ところが今日は初めて寝坊した姿を見ることができたので、可愛らしくつい口元が緩んでしまう。
「ごめんなさい……。今日のこと考えたら眠れなくなっちゃったの……。」
念願のショコライルとの学校生活だと思うと、楽しみすぎて眠れなかった。恥ずかしかったがどうやらアニスにはバレていたらしい。
「まぁ。ショコライル様もきっと寝不足なので同じですね。」
「ショコライル様も?」
ミルティアが不思議そうにしていると、アニスは遠い目をしながら冷たく笑っていた。
「まぁ、あちらはミルティア様とは違う理由で眠れなかったと思います。自業自得ですので、ミルティア様は何も心配はいりません。」
「そっそうなのね。」
アレンのように笑うアニスに、ミルティアは一瞬怖さを覚えたが、その微笑みは自分に向けられたものではないため触れないことにした。
「ミルティア様。本日はこちらにお食事をご用意致しました。ショコライル様より出発は2時間後と伺っております。まずはどうぞお食事を召し上がってください。」
寝坊した上に、食事の手配までさせてしまったことを申し訳なく思いながら、時間がないためミルティアは急いで食事を済ませることにした。
――――――――――
「おはようございます、ショコライル様。」
アレンもアニス同様なかなか起きてこない主を起こしていた。こちらもいつも朝早く起きている主が、未だ寝ていることは珍しいと思っていたが、ふとベッドの側に置いてあるテーブルの上に、一枚の手紙があることで、寝坊した理由を知ることとなった。
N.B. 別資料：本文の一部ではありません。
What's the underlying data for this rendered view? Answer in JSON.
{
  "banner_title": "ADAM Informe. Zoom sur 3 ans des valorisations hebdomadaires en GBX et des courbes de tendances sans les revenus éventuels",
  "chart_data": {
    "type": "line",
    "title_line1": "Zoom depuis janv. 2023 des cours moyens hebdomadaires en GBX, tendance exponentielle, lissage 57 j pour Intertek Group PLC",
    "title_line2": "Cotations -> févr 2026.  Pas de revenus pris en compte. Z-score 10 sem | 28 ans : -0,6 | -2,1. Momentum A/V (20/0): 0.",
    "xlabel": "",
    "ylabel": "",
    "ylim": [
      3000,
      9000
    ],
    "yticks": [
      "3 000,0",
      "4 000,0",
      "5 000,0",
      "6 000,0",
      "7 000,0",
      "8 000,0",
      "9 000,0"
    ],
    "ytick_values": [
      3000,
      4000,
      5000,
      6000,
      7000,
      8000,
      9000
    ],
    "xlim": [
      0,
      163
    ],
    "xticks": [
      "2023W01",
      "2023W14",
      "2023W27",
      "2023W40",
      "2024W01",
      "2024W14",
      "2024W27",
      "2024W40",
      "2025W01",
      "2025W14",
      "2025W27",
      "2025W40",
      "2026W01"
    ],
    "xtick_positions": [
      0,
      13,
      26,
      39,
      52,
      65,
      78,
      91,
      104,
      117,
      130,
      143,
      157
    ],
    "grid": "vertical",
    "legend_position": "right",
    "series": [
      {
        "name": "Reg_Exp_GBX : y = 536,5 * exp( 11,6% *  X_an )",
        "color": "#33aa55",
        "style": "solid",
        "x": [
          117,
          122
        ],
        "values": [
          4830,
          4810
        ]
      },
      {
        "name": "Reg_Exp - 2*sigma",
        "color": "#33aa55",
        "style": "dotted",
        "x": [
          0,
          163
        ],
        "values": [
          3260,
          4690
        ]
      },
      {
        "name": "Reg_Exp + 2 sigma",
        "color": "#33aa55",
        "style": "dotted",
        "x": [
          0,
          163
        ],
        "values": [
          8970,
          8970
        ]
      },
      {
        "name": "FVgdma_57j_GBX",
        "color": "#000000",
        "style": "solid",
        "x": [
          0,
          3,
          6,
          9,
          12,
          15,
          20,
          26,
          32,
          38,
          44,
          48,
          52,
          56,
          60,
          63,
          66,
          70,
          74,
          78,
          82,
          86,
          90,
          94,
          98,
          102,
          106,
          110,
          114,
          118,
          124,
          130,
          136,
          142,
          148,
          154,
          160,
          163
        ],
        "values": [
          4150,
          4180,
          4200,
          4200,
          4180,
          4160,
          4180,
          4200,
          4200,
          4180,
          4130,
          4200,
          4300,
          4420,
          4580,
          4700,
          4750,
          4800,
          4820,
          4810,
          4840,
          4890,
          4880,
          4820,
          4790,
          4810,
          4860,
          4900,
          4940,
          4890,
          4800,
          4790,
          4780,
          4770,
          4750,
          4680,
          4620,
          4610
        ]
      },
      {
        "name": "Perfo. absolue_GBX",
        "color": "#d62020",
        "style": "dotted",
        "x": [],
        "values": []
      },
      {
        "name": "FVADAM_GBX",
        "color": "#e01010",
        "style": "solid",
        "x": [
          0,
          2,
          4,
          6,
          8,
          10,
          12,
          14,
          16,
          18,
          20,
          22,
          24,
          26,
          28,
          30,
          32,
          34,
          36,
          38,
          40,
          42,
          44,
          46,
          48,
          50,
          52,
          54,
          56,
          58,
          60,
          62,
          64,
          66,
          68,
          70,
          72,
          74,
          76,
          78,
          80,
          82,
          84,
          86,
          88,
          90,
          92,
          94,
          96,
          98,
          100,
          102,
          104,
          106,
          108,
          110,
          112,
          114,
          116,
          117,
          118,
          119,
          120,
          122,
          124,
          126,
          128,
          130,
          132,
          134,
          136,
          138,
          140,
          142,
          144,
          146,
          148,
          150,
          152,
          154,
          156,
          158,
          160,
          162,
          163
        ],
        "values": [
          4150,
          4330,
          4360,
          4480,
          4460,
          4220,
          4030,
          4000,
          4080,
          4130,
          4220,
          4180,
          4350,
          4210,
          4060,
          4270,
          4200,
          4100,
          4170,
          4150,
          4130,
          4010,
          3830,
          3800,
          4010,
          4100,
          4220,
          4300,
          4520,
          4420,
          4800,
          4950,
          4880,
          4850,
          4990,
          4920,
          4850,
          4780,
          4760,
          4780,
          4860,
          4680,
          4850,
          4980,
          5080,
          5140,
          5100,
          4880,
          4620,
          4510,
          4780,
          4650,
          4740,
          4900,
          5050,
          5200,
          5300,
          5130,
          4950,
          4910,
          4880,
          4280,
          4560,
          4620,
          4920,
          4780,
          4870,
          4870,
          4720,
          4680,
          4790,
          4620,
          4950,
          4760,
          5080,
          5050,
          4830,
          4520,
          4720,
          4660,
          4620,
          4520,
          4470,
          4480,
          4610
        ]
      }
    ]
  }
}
自業自得の結果なので大いに反省してもらいたいと思い、未だ起きずに、寝息を立てているショコライルの布団を剥ぎ取るという、アニスとは正反対の優しくない起こし方を主に行った。
「うーん、……あっアレンどうした?」
完全に寝ぼけた顔で、今が朝だと理解していないような間抜けな声だった。
「どうしたではありませんよ。今日はミルティアさんと学園に行かれるんですよね?今何時だと思っていますか?時間ないですよ!」
ショコライルは慌てて時計を見ると、物凄い勢いでベッドから起き上がった。
ミルティアと初めて一緒に学園に行けることに顔が緩んで仕方ないが、手紙の存在を思い出すと一気に気分が沈む。コロコロ変わる表情のショコライルにアレンは呆れていた。
「ショコライル様、まずはミルティアさんとの学園生活を考えてください。手紙のことは……とりあえず忘れましょう。そんな表情をしてたら、ミルティアさんが心配なさいますから。」
「そうだな……。」
ショコライルは頷きながらも、やはり深いため息を吐いてしまった。
「やっぱり殴られるかな……。」
「とりあえず協力な防音魔法を施しておきましょう。必要ならば治癒魔法をかけますのでご安心を。」
殴られることを前提に話すアレンに、ショコライルはもう一度手紙を見て深くため息をついた。
昨日ハミルダに連絡した後、バーナードに学園に行くことを伝えるためミルティアに手紙を書いてもらった。それを預かるとショコライルはすぐに早馬でリリアージュ邸に届けさせた。
これで学園の問題は解決し、バーナードも安心してくれるだろうと考えていたショコライルに、帰ってきた早馬の騎士はショコライルに申し訳なさそうに一通の手紙を差し出した。
手紙が渡せなかったのかと封筒を確認すると、渡した封筒とは別の物であった。急いで中身を確認すると
――明日伺うのでご覚悟を――
とたった一言だけで、ショコライルには恐ろしすぎる脅迫文であった。差出人はもちろんバーナードである。
王太子に大変失礼な内容で、下手すれば投獄されるほどの内容であるが、咎める者は誰もいない。むしろようやくこの時が来たと誰もが思うほど、バーナードは何年も耐えたのだ。
「後は私がやっておきます。ショコライル様は分かってますよね?」
アレンは聞いてるか分からない主に向かって、今日の対応を伝えておいた。
とりあえず次の日まで影響ないぐらいに留めてほしい。
ショコライルは僅かな願いを抱きながら、突然届いた手紙を時間になるまで何回も何回も読み直していた。